While the rally was on-going, news filtered in on the attack on the Chairman of Nigeria Union of Air Transport Employee (NUATE) Edo state chapter who was shot by a trigger-happy policeman while he was trying to prevent an aircraft belonging to Arik Air from operating in Benin. The procession then moved to the Murtala Mohammed International Airport, Ikeja, Lagos to picket the local wing of the airport in protest against this inhuman assault. However, after 30 minutes parley with the policemen stationed at the airport entrance gate, the procession moved to NUATE secretariat located along Airport Road, Ikeja where the rally eventually ended.

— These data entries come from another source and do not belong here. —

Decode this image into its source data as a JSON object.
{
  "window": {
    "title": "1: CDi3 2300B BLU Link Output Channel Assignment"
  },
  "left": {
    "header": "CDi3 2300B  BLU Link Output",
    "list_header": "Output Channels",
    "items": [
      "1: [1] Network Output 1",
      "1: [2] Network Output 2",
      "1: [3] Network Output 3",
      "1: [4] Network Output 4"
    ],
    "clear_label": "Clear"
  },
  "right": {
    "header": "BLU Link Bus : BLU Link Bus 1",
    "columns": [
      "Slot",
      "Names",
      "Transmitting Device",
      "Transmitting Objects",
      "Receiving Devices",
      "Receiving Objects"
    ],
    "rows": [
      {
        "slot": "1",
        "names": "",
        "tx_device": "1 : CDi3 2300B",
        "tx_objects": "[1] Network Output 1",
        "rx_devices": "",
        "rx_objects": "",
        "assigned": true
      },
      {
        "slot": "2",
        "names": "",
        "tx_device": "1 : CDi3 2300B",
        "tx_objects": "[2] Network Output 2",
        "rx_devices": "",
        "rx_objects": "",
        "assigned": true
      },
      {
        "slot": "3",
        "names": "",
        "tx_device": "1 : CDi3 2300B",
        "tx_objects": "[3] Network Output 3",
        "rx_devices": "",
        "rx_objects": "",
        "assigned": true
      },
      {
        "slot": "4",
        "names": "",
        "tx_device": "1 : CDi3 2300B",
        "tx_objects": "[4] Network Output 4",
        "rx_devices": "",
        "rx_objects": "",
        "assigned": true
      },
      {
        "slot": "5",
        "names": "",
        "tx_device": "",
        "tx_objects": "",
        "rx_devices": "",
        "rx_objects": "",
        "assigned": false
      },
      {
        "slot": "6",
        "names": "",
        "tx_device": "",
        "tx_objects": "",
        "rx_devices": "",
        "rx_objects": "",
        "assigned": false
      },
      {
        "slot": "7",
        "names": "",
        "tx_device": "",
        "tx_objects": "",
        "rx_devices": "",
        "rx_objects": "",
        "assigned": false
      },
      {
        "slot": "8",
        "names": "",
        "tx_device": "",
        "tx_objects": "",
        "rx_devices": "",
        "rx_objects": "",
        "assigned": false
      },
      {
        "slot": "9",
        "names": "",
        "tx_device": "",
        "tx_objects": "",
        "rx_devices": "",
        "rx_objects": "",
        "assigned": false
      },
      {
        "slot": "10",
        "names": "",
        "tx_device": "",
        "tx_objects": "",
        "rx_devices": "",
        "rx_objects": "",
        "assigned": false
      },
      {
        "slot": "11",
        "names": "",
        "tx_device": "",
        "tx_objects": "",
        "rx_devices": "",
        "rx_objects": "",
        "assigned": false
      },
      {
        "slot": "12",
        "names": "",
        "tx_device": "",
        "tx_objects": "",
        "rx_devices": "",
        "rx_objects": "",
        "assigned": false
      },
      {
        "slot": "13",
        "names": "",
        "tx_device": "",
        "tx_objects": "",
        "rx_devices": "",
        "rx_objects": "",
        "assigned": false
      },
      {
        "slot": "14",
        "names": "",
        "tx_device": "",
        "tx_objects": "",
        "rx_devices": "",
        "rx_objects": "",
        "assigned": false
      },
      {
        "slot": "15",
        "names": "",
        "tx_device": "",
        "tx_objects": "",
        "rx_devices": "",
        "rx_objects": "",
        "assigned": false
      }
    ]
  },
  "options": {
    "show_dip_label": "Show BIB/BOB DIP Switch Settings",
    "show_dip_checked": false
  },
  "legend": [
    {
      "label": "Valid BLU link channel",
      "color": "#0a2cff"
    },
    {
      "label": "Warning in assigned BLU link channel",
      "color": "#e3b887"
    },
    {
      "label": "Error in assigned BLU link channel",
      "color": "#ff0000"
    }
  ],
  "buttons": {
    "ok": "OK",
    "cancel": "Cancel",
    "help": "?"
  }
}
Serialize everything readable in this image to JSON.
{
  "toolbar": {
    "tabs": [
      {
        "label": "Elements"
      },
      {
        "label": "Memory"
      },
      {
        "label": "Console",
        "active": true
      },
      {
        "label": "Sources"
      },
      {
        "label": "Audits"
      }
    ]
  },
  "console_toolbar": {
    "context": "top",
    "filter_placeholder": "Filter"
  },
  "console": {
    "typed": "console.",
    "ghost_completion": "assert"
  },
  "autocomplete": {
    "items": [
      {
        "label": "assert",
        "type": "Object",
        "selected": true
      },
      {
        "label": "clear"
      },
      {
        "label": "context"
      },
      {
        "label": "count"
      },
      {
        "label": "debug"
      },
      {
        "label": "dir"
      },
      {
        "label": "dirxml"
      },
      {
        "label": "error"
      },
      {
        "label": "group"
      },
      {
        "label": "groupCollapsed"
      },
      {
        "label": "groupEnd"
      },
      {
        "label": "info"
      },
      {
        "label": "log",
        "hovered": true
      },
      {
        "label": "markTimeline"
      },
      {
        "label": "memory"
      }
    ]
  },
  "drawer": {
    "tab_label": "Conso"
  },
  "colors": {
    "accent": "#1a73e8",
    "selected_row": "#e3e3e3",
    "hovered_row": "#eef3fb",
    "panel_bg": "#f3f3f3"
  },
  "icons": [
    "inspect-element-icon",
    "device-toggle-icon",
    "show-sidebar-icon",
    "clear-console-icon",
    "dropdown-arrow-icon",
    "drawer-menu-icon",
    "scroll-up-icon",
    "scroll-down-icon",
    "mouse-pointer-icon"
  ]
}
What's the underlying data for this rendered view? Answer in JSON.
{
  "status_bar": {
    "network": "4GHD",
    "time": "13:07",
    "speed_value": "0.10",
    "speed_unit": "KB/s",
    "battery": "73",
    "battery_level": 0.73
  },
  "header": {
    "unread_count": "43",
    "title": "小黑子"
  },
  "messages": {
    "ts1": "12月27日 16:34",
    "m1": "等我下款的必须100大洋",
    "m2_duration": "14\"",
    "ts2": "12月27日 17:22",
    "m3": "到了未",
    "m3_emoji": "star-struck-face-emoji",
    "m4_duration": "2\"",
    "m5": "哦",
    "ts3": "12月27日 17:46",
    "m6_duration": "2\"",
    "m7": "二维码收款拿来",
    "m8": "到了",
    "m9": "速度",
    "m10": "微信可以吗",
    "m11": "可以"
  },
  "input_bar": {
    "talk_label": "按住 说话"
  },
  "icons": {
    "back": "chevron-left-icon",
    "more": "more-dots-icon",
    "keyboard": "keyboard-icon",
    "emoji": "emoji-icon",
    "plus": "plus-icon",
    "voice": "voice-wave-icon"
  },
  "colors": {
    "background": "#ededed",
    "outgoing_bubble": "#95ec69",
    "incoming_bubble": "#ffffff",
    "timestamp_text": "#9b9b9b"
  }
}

It was only in Lagos that any form of mass action was held ; elsewhere it was a sit-at-home strike. In Oyo, Osun and Edo states where DSM comrades challenged the local labour leaders they were told lack of activities in their states to the absence of directive from the national leadership of Labour. Indeed, in Lagos the action was held in spite of Labour leaders who did not appear enthusiastic about the imperative of matching the strike with rallies and protest marches. No rally would have taken place but for the pressure and initiative of leading pro-labour activists organised in Joint Action Forum (JAF) – the civil society arm of LASCO.

Now that the strike has been suspended until the end of November when the government is expected to have begun the process of implementing an increase, the Labour leaders must begin in earnest to show more seriousness with the mobilisation of the public support for the struggle. It would require consistent mobilisation of mass support of the public to compel this anti-poor government to grant concessions to any section of the working people. The national strike committee already formed by the NLC must not only not be dissolved yet, but also its mandate must be elevated beyond ensuring workers do not report to work on strike days. It should be a made into a fighting platform which works with socialist and pro-Labour activists to form action committees in workplaces and communities and initiate series of activities aimed at mobilising mass support for another possible strike as every indication points to the resolve of the government to lower the new minimum wage below N18, 000.

More importantly, the major lesson that has been lost to most Labour leaders from the series of strikes and mass protests that have been held since advent of the civil rule in 1999 is the necessity for the formation of a fighting mass working people political alternative that could wrest political power from the thieving ruling elite and use the resources of the country to guarantee decent wage, education, health care, infrastructure, etc for the benefit of all. This has been a major campaign of DSM, and we have not relented in calling on the Labour leaders to take up the gauntlet. We therefore call on workers, youths and change seeking elements to join us to reinforce this campaign and for socialist transformation of Nigeria.